The equipment was about 15-20' away but we had both 120 and 208 stuff. Guess what, either variacs or temperature controllers. If you removed a piece of equipment to work on it, you used a shorter power cord. It was too difficult to undo.

Since they were built by me, it was possible to convert to 120/240 relatively easy. Maybe I used 240 style breakers, but only connected 1/2 of them for the variacs. Heat tape. application.

For the temperature controllers which needed a "positive disconnect", I would include a 120V relay and a transformer with a 120/208 primary to 120V secondary and two fuseholders where one would not be used.

One or two separate over temperature units would disconnect the power via the contactor. This, was the only system that required over temperature protection of this magnitude. One type would actually mount in the back of the case. The rack was open, so no big deal.

The controllers I built also offered off on power glitch or not depending on the application. That was front panel set.

The internal wiring change wasn't just one jumper, but because I liked to make appliances, I designed it in. When/if the reactor was de-commishioned the parts would still be viable.

I made tabletop temperature control boxes that were there 28 years later. newer controllers were a little longer than the box.
The front panel had a real 30A disconnect. On/Off and Int/Ext 0-5 setpoint in. ON/OFF allowed you to see the temperature when turned off. The disconnect allowed the output to be potential free.

The rear panel had a panel mounted TC input AND a grommet for a extension wire pigtail.

Setpoint in, Measured value was available on a screw terminal strip. Chart recorder stuff when used for manual tuning.

There was a locking current limit potentiometer.

I don't remember what I did for power in/power out, but I think I had cable and receptacles for out and cable for in.

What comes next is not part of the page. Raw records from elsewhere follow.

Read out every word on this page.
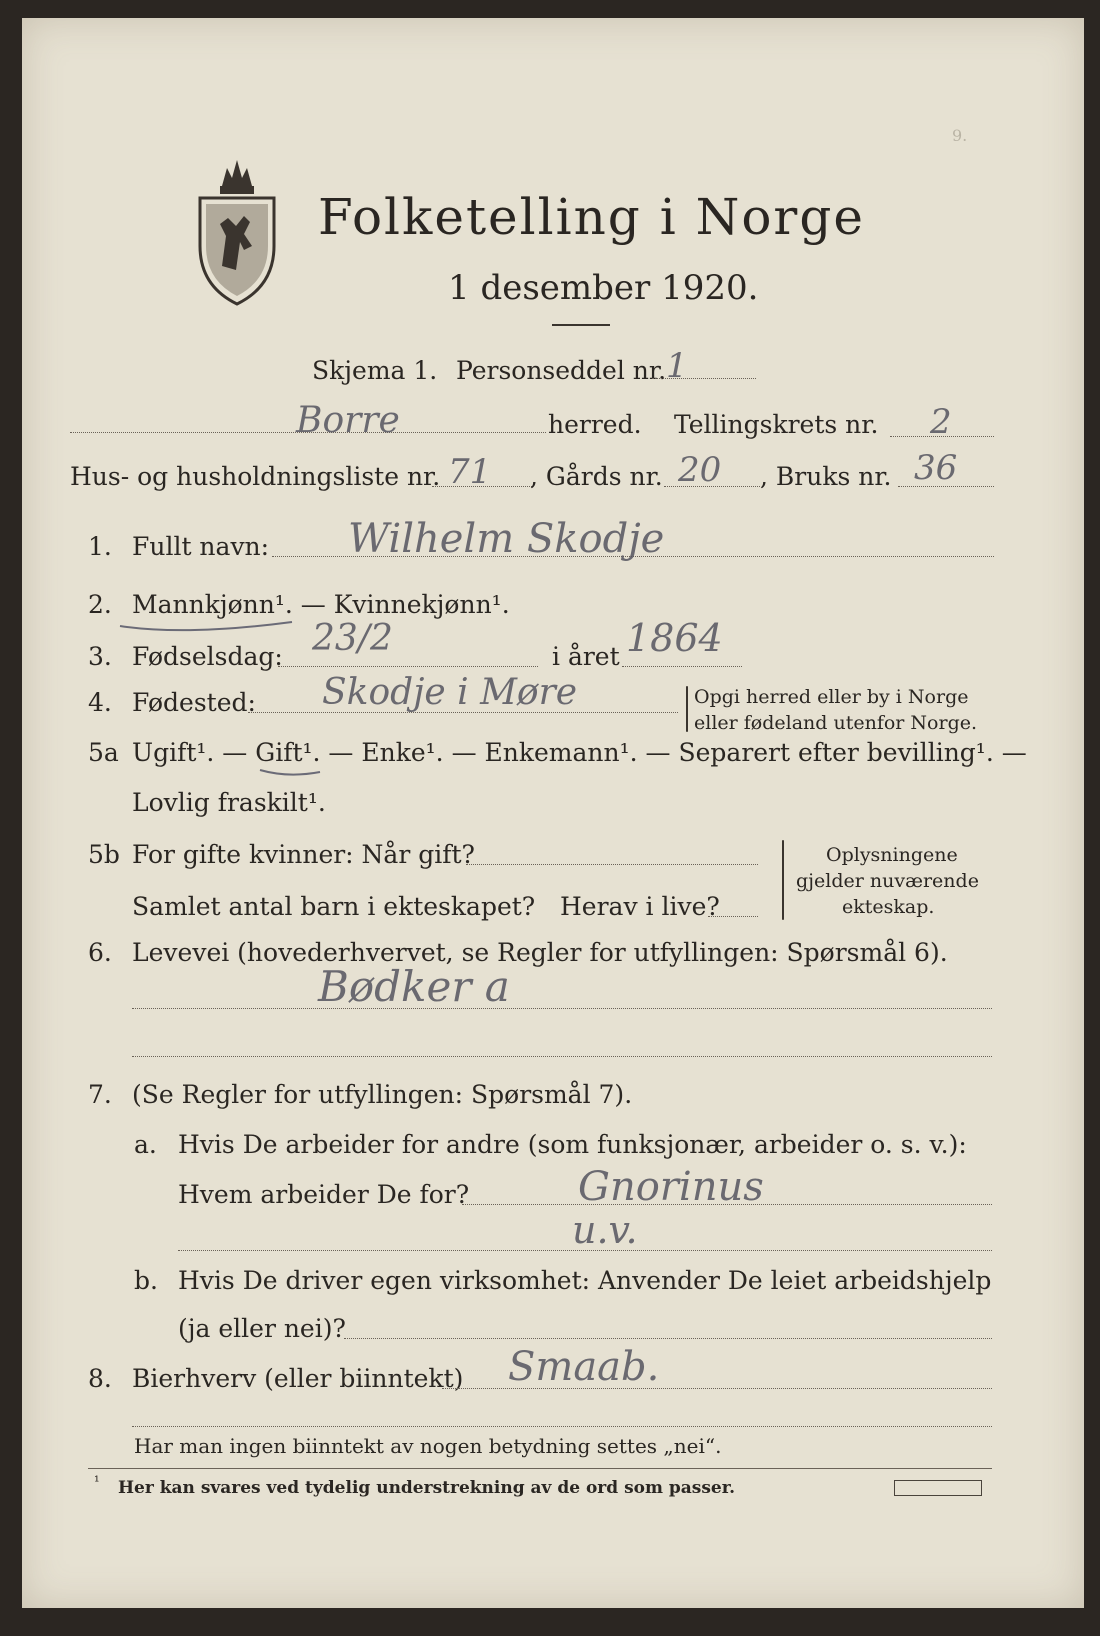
Folketelling i Norge
1 desember 1920.
9.
Skjema 1. Personseddel nr. 1
Borre	herred. Tellingskrets nr. 2
Hus- og husholdningsliste nr. 71 , Gårds nr. 20 , Bruks nr. 36
1. Fullt navn: Wilhelm Skodje
2. Mannkjønn¹. — Kvinnekjønn¹.
3. Fødselsdag: 23/2	i året 1864
4. Fødested: Skodje i Møre	Opgi herred eller by i Norge
eller fødeland utenfor Norge.
5a Ugift¹. — Gift¹. — Enke¹. — Enkemann¹. — Separert efter bevilling¹. —
Lovlig fraskilt¹.
5b For gifte kvinner: Når gift?
Samlet antal barn i ekteskapet? Herav i live?
Oplysningene
gjelder nuværende
ekteskap.
6. Levevei (hovederhvervet, se Regler for utfyllingen: Spørsmål 6).
Bødker a
7. (Se Regler for utfyllingen: Spørsmål 7).
a. Hvis De arbeider for andre (som funksjonær, arbeider o. s. v.):
Hvem arbeider De for?	Gnorinus
u.v.
b. Hvis De driver egen virksomhet: Anvender De leiet arbeidshjelp
(ja eller nei)?
8. Bierhverv (eller biinntekt) Smaab.
Har man ingen biinntekt av nogen betydning settes „nei“.
¹ Her kan svares ved tydelig understrekning av de ord som passer.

Controllers were 1/4 DIN. Some newer 1/8 DIN controllers were put into the same box.
 

DerStrom8

Super Moderator

KeepItSimpleStupid

Well-Known Member
Most Helpful Member
It won't make use of the two holes on the side but should serve the purpose nicely.
Matt:

I drilled the top of a box for feet once, so I just added screws to make it look nicer. I was making an in-house designed item for someone else Fill the hole with a screw. It doesn't have to be functional, right?
 

vtech

Active Member
Late to this thread... for what its worth, I happened to work with several legacy brand 60Hz/400Hz Variacs in Avionics field, most of which are either out of biz. or taken over by other firms. Across the board while there is a separate input line, there is a similar opening on the right side side of the case meant for "output"

Variac.jpg
 

DerStrom8

Super Moderator
Late to this thread... for what its worth, I happened to work with several legacy brand 60Hz/400Hz Variacs in Avionics field, most of which are either out of biz. or taken over by other firms. Across the board while there is a separate input line, there is a similar opening on the right side side of the case meant for "output"

View attachment 131347
That looks about right, though this pattern is on the rear. Two separate receptacles were used on the front of the panel for outputs, so whatever the holes were originally used for I suspect would have been the supply connection.
 

unclejed613

Well-Known Member
Most Helpful Member
it could also be a split clamp strain relief. it's a sheet metal plate with one half of the clamp that mounts to the panel, then the other half of the clamp is attached to the stationary clamp with two screws and tightened down on the cable. i've seen them on older pieces of equipment, but i don't think they're made anymore.